We've seen Disney characters re-imagined as everything from tattooed pin-ups to LGBTQ couples to hipsters to parents. Heck, we've even seen what they'd look like in real life! But while the Disney trend might seem overdone by now, a new series which re-illustrates our beloved characters as transgender is one we can certainly get behind.
An anonymous illustrator, who goes by the Instagram handle Trans Disney, is drawing the studio's most famous tales as if their lead characters were trans.
The artist is an art director from New York City who spent their childhood watching Disney movies.
"I love them and always will as they talk about love, freedom, and transformation," the artist wrote on Bored Panda.
Growing up, I realized that they don't include a very important category: transgender people.
"Growing up, I realized that they don't include a very important category: transgender people.
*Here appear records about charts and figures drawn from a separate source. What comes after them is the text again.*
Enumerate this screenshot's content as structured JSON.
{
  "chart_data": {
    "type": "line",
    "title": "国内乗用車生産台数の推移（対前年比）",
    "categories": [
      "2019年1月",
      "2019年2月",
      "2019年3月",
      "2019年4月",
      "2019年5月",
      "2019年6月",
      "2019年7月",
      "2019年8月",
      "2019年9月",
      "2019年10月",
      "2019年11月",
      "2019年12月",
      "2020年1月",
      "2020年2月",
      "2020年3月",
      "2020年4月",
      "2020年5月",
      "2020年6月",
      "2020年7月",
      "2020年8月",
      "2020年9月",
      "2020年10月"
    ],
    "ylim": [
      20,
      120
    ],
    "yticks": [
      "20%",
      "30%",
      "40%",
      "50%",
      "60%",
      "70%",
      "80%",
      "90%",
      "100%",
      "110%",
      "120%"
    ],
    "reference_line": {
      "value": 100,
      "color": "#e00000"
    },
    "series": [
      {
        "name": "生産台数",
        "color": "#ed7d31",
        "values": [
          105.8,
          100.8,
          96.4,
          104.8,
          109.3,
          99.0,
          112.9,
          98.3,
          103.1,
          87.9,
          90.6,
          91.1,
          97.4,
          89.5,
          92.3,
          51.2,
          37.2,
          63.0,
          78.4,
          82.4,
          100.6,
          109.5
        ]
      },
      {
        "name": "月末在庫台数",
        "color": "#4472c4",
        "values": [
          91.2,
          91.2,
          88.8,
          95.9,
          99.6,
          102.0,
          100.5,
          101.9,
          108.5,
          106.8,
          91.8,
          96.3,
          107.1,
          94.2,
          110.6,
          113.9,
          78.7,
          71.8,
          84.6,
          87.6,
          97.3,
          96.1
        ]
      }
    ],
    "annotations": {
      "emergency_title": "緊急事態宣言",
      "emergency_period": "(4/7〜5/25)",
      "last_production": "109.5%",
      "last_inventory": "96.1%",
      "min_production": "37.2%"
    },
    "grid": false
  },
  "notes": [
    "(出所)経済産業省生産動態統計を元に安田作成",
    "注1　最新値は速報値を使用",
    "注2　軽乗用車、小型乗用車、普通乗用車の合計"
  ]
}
People who more than anyone else know the meaning of and seek for that love, freedom and transformation portrayed by Disney," they continued.
Thus, their series of Disney characters reimagined as transgender was born! Using Photoshop and a design tablet, the artist re-illustrated a number of classic characters, such as Ariel, Peter Pan, Aurora and Pinocchio.
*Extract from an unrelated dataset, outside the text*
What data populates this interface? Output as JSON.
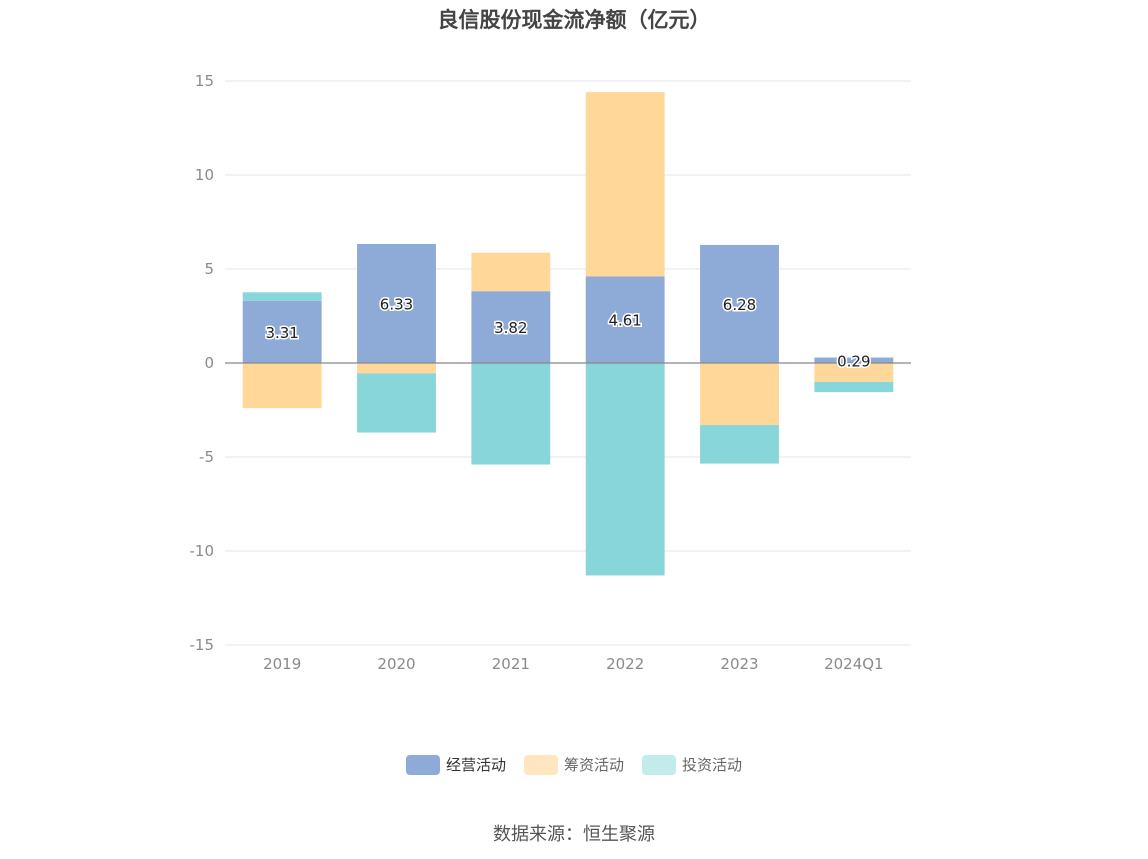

The artist hopes their work will be able to "tear down the stigmas and taboos about the LGBTQ community ... Or at least break the tip of the iceberg."
Specifically, trans rights in the U.S. have been consistently attacked by President Donald Trump, who not only reversed Barack Obama's policy to allow trans students to use the bathroom of their choice, but also plans to ban trans individuals from serving in the military.
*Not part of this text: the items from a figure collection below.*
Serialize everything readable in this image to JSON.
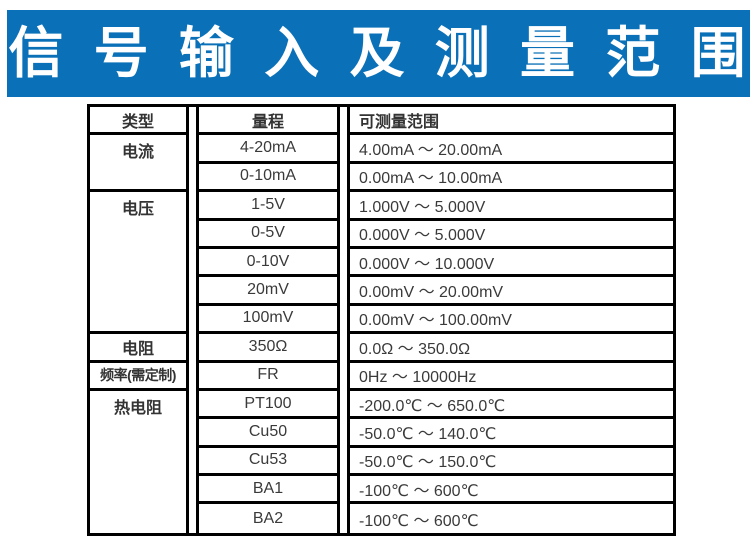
{
  "banner": {
    "title": "信 号 输 入 及 测 量 范 围",
    "background_color": "#0a70b8",
    "text_color": "#ffffff"
  },
  "table": {
    "border_color": "#000000",
    "text_color": "#3a3a3a",
    "columns": [
      "类型",
      "量程",
      "可测量范围"
    ],
    "groups": [
      {
        "type": "电流",
        "rows": [
          {
            "range": "4-20mA",
            "measure": "4.00mA ～ 20.00mA"
          },
          {
            "range": "0-10mA",
            "measure": "0.00mA ～ 10.00mA"
          }
        ]
      },
      {
        "type": "电压",
        "rows": [
          {
            "range": "1-5V",
            "measure": "1.000V ～ 5.000V"
          },
          {
            "range": "0-5V",
            "measure": "0.000V ～ 5.000V"
          },
          {
            "range": "0-10V",
            "measure": "0.000V ～ 10.000V"
          },
          {
            "range": "20mV",
            "measure": "0.00mV ～ 20.00mV"
          },
          {
            "range": "100mV",
            "measure": "0.00mV ～ 100.00mV"
          }
        ]
      },
      {
        "type": "电阻",
        "rows": [
          {
            "range": "350Ω",
            "measure": "0.0Ω ～ 350.0Ω"
          }
        ]
      },
      {
        "type": "频率(需定制)",
        "rows": [
          {
            "range": "FR",
            "measure": "0Hz ～ 10000Hz"
          }
        ]
      },
      {
        "type": "热电阻",
        "rows": [
          {
            "range": "PT100",
            "measure": "-200.0℃ ～ 650.0℃"
          },
          {
            "range": "Cu50",
            "measure": "-50.0℃ ～ 140.0℃"
          },
          {
            "range": "Cu53",
            "measure": "-50.0℃ ～ 150.0℃"
          },
          {
            "range": "BA1",
            "measure": "-100℃ ～ 600℃"
          },
          {
            "range": "BA2",
            "measure": "-100℃ ～ 600℃"
          }
        ]
      }
    ]
  }
}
LGBTQ activist and "Orange is the New Black" star Laverne Cox recently spoke about these issues at L.A.'s Beautycon festival earlier this week.
"We're in survival mode now, because so many basic rights we've fought for for a really long time are being threatened," Cox said, according to Pret-a-Reporter.
While Cox recognized that trans people are gaining more visibility today, she emphasized that the community still needs more allies.
"Because of social media, more of our voices are elevated, so we're able to talk back in a way that we have not been able to before... But we need more allies coming on board to say these lives matter," she said.
That's why the New York artist's work is so important. Not only does it help normalize and celebrate the trans community, but also recognizes them as people who deserve to have their story told.
Although it's 2017 and Disney still hasn't introduced a transgender prince or princess, the studio did include a trans character in "Finding Dory" last year.
"There's a stingray that's becoming sting-Rhonda, so there's a trans sting in the movie," Ellen DeGeneres, who voices the title character, told USA Today at the time.
Not only does it help normalize and celebrate the trans community, but also recognizes them as people who deserve to have their story told.
Disney is also making a conscious effort to include the LGBTQ community in its movies and TV shows. Earlier this year, the live-action remake of "Beauty and the Beast" included Disney's first gay character in a movie, and an episode of Disney XD's "Star vs. The Forces of Evil" featured its first same-sex kiss on-screen. And most recently, Disney's "Doc McStuffins" featured interracial lesbian moms.
Let's hope Disney continues its streak of being both inclusive and diverse, and that this artist's work helps bring even more visibility to the trans community.